None of that precious, finite capacity of working memory has to be wasted working out 5+7.

Whereas a child who does not know the answer automatically has to divert processing resources away from thinking about columns, value and regrouping, thinking instead about what 5+7 adds up to.

Their overloaded working memory can’t cope with this additional demand on top of everything else it is already thinking about, so it ‘forgets’ one of the important steps in the procedure. The child therefore gets the answer wrong.

Or even if the child doesn’t get the answer wrong, they do not learn how to use the vertical algorithm as a useful method they can generalise and transfer to other similar problems.

Reducing cognitive load in a primary school maths context

There are many different ways teachers can reduce cognitive load, and therefore improve the learning outcomes of pupils. These include:

  • Worked examples – by providing pupils with step-by-step demonstrations, they can complete complex procedures with support
  • Dual coding – when used well, the combination of audio and visual information can support pupil’s learning
  • Consider the learning environment – too much information, such as music, busy classroom displays or distracting images or fonts can increase the cognitive load of a task
  • Powerpoint – Many teachers use Powerpoints when teaching. These can be very helpful if used carefully to display essential information only when needed and if teachers make careful use of animations and images to enhance, not distract from learning.
Third Space Learning lesson progression follows an 'I do, We do, You do' approach

The slides used in Third Space Learning’s online one to one maths intervention have been designed to reduce cognitive load. From the slide design to lesson progression, we draw on our pedagogical knowledge and 10+ years’ experience as maths tutors to provide impactful, evidence-based maths tutoring.

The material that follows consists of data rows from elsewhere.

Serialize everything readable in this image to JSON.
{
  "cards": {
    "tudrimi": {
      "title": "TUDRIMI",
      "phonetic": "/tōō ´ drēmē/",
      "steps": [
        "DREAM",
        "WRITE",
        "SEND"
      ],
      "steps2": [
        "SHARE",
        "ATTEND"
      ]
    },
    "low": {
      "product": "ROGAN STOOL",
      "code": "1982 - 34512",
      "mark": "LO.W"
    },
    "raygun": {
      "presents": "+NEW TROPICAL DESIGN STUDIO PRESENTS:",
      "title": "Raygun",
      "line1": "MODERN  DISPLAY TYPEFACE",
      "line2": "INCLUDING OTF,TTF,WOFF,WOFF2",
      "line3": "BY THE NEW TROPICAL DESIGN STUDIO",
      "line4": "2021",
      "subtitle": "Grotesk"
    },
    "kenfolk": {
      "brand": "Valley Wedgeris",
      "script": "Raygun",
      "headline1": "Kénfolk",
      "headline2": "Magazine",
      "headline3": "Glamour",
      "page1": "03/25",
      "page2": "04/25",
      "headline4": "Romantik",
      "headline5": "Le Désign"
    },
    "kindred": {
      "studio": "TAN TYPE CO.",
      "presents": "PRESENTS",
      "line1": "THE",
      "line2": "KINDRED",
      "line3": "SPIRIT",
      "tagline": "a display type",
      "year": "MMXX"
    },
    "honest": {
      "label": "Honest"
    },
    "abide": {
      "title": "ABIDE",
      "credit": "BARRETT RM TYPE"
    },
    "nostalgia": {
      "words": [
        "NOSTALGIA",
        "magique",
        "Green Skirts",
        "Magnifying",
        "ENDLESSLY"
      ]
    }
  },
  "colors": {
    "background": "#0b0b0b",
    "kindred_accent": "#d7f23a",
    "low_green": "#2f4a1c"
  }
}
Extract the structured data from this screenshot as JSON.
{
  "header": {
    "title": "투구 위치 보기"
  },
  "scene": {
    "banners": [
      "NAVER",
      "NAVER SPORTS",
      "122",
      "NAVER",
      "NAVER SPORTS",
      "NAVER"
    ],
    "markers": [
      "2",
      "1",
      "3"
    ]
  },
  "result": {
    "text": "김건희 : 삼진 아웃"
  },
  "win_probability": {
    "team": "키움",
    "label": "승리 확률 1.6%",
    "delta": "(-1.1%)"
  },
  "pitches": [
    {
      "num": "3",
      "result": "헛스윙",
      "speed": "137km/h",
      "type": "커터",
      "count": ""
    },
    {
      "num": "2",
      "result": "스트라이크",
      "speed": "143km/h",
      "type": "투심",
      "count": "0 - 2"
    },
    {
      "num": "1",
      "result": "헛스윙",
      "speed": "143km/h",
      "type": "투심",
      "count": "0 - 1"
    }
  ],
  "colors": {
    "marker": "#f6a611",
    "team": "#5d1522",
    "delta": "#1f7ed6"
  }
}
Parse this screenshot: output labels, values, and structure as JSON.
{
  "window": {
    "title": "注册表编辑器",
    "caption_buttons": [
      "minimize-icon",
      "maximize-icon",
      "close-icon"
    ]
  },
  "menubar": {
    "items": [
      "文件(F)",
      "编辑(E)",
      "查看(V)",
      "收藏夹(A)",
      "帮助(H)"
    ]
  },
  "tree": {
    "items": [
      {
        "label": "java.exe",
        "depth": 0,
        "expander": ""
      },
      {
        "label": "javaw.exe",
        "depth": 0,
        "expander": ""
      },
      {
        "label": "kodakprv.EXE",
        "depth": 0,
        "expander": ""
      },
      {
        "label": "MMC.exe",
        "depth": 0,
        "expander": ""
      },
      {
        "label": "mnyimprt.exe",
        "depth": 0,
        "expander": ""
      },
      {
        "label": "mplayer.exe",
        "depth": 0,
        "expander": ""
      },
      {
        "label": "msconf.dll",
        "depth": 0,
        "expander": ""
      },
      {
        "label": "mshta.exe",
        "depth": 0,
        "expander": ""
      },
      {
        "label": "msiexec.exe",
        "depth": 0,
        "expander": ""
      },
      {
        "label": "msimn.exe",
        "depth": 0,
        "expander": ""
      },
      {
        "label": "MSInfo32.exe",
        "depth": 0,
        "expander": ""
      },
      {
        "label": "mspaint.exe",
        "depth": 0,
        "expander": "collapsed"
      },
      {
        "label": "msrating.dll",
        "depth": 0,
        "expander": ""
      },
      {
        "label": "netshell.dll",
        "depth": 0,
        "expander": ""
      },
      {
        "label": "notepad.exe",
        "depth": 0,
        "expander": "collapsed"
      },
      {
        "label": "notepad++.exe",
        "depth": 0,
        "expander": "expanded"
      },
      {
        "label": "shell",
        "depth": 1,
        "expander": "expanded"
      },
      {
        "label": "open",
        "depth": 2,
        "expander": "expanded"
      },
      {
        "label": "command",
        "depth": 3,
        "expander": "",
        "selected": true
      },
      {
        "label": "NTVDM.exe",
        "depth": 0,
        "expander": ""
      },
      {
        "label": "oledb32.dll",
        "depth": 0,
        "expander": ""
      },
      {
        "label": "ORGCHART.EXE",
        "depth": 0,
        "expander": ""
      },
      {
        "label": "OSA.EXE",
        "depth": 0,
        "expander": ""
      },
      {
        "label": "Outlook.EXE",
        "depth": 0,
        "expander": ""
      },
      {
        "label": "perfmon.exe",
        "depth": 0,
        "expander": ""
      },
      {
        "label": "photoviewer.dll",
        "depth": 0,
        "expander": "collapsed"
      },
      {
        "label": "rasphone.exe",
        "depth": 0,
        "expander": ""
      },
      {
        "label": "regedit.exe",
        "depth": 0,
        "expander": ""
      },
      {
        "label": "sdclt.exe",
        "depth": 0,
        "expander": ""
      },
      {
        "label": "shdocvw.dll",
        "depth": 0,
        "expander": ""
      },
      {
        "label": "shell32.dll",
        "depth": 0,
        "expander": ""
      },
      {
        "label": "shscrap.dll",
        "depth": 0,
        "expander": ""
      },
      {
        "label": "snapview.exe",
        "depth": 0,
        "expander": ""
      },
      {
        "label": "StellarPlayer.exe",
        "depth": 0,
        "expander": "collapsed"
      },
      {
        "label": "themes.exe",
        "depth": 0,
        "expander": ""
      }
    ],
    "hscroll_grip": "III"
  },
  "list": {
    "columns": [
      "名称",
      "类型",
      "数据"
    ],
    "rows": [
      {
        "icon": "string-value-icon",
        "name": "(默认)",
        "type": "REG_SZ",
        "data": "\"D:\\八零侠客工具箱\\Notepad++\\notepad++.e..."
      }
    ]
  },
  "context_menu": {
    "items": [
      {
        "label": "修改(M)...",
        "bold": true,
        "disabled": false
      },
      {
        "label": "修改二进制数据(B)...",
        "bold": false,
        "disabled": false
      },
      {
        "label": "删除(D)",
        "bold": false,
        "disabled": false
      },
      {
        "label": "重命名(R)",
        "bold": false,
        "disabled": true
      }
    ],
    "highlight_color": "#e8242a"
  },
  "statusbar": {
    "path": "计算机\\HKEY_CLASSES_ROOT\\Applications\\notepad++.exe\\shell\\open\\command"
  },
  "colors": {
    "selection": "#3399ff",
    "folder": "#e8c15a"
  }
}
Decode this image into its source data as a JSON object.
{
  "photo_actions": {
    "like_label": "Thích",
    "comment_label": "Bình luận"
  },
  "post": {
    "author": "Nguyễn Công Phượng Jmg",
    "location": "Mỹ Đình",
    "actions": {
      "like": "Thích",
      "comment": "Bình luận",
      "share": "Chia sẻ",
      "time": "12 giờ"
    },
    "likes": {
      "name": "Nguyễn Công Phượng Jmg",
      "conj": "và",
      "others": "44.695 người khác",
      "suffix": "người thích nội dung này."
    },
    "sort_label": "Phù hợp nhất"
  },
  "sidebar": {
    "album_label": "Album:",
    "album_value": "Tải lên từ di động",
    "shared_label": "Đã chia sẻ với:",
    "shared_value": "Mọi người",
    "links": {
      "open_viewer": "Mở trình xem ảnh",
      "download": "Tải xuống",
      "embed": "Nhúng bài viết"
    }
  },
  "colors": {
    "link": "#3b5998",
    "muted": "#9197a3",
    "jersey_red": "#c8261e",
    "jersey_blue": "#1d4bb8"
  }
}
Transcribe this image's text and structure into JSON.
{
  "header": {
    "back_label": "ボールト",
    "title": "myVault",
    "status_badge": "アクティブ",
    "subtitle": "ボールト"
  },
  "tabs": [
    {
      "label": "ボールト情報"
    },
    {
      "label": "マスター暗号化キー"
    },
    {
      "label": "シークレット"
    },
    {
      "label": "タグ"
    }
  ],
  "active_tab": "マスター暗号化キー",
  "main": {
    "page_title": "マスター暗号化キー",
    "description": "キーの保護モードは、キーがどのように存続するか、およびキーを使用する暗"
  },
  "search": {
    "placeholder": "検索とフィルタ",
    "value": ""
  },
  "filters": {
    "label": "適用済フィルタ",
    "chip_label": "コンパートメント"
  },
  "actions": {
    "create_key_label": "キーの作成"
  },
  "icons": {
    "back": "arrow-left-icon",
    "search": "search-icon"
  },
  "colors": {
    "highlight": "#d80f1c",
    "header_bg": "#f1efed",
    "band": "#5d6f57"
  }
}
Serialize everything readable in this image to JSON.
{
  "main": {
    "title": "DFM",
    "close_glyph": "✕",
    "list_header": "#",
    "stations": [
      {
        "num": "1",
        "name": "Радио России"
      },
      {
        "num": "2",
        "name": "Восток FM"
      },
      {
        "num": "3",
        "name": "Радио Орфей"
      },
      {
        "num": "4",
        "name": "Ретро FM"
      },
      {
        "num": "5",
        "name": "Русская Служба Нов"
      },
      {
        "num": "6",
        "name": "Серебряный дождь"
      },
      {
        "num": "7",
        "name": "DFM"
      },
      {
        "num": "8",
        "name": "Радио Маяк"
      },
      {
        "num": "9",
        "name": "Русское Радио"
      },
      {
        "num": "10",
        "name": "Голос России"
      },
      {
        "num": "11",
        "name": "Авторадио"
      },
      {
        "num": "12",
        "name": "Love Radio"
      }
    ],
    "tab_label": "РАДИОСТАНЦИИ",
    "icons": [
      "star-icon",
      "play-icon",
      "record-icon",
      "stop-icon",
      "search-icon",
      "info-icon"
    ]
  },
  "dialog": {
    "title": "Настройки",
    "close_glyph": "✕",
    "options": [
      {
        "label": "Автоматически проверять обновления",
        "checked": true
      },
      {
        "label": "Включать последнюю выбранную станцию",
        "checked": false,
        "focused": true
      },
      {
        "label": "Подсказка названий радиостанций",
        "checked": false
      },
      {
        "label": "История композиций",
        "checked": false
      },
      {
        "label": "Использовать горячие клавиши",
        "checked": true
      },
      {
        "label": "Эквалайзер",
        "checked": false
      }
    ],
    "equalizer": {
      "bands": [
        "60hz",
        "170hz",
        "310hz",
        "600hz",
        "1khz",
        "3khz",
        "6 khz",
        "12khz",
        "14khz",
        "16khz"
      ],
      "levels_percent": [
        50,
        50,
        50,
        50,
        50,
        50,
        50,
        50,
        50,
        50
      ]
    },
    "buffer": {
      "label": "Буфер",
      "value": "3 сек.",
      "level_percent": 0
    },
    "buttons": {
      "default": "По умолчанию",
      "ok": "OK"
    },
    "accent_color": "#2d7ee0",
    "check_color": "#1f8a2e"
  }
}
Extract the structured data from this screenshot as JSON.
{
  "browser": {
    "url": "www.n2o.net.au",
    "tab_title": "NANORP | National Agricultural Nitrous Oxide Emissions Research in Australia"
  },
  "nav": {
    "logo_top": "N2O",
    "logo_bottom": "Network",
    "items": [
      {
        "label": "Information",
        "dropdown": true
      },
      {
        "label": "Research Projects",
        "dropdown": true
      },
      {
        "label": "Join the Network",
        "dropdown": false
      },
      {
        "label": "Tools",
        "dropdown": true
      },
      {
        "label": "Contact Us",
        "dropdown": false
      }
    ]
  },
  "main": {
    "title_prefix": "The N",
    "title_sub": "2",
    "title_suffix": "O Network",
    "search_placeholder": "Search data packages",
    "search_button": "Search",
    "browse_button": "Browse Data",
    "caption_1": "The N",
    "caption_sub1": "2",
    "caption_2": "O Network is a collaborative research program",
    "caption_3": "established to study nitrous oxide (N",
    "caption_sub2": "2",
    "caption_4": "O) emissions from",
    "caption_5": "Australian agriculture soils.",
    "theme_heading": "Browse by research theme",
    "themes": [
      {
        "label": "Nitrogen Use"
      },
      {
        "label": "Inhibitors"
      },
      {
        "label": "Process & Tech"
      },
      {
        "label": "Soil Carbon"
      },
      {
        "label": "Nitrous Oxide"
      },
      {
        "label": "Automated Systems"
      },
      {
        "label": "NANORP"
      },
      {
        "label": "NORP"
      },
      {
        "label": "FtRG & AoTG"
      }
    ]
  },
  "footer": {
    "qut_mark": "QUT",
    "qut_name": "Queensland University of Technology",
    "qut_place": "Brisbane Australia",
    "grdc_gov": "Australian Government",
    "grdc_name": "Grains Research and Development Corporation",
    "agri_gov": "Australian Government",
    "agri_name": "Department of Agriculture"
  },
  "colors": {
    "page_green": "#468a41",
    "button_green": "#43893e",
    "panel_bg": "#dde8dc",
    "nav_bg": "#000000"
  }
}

The right amount of cognitive load for learning in primary maths

The main focus of How I Wish I’d Taught Maths is how to create just the right amount of cognitive load so that teaching can be as effective as possible.

A good example of this can be found here in this blog post on how to teach telling the time at KS1 and KS2, breaking it down to the simplest core elements.

Read more on cognitive load theory and the other cornerstones of evidence based teaching here:

In the latter part of the book Craig considers how teaching can facilitate effective remembering. Having explained strategies for making sure learning makes it from the working memory to the long-term memory, the focus now turns to helping students use what they know.

This will be covered in the last two articles in this series.

How each article is structured

In each of these blogs, I ‘translate’ what Craig is saying into more primary maths relevant terms and use more primary maths curriculum focused examples than he has used.

Each blog has a section highlighting primary school maths context. Here I give practical examples of how Craig’s insights might be deployed in a primary classroom, rather than directly explaining what he says himself in his book.

Where I need to use the first person in sections these ‘translated’ sections, I have used ‘she’ rather than ‘he’ as a way of emphasizing that this is my interpretation of Craig’s work, rather than a summary of his own words or examples. It is not intended as a slight on male primary teachers! The references for the research Craig has used that I have mentioned are listed at the end of each blog under the title Sources of Inspiration.